CoreLogic released its February home value index results showing a a fall of 0.7%, across the combined capitals increasing the cumulative decline to -6.8% since values last peaked in October 2017.
Head of research at CoreLogic, Tim Lawless said, “The fact that we are seeing weakening housing market conditions across regions where home values were previously rising at a sustainable pace and economic conditions are relatively healthy is a sign that tighter credit conditions are having a broad dampening effect on buyer activity.”
Mr Lawless also stated that the national rate of decline has eased slightly relative from January and December.
On an annual basis
Only three of Australia’s eight capitals have recorded a rise in values over the past twelve months, led by Hobart where values were up 7.2%. Brisbane (-0.5%).
This shows a negative annual change for the first time since 2012 and Sydney’s housing market moved into double digit annual declines for the first time since the early 1980s.
Mr Lawless said, “If Melbourne’s downturn continues at a similar pace we are likely to see the annual decline move into double digit falls over the coming months as well, with values currently 9.1% lower over the year.”
Regional versus capital
Regional housing market values are generally holding firmer than capital city markets, with dwelling values down 1.4% over the past twelve months compared with a 7.6% fall in capital city dwelling values.
The top-performing regional areas continue to be centred around regional Tasmania and the larger cities/towns surrounding Melbourne
Across the capital city sub-regions, the strongest housing market conditions are confined to the Hobart, Canberra, Adelaide and Brisbane markets.

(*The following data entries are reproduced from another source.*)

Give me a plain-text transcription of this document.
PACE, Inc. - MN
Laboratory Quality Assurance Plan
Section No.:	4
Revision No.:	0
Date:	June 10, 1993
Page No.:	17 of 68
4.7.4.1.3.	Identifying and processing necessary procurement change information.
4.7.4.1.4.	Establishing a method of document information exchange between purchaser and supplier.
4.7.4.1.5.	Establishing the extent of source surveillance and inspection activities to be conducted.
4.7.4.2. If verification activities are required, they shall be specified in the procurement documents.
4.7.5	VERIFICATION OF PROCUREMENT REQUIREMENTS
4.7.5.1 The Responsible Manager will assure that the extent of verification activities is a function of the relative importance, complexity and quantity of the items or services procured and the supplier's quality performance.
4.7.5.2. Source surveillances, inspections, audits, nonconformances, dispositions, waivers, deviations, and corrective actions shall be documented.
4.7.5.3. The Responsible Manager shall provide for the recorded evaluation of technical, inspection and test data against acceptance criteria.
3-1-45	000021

Overall, Mr Lawless said, “The February housing market results marked a subtle improvement in the rate of decline. However, the housing market downturn is now more widespread geographically and we aren’t seeing any indicators pointing to the market bottoming out just yet.”
While credit availability seems to be the key driver of the slowing conditions. Mr Lawless cites other factors are contributing to the downturn in housing market conditions.
With new housing supply now weighing on some markets. Concerns around oversupply are generally confined to specific high-density precincts, and to a lesser extent, some greenfield detached housing markets.
A build-up of stock available for sale
The number of properties advertised for sale has been consistently rising due to fewer buyers and longer selling times.
Despite the surge in inventory, ‘fresh’ stock being added to the market was down 19% relative to last year, highlighting that vendor confidence is low.
Buyers are firmly in the driver’s seat and in a good position to take advantage of the strong buying position.
The Westpac/Melbourne Institute survey of consumer sentiment has consistently highlighted a pessimistic view from consumers around their expectations for house prices. Which is likely to be another factor reducing market demand.
The latest Residential Property Survey from NAB showed foreign buyers comprised just 6.5% of new housing demand, down from almost 17% in late 2014.
The reduction in foreign buying activity is likely to have a greater impact within the high-rise apartment sector where activity was previously most concentrated.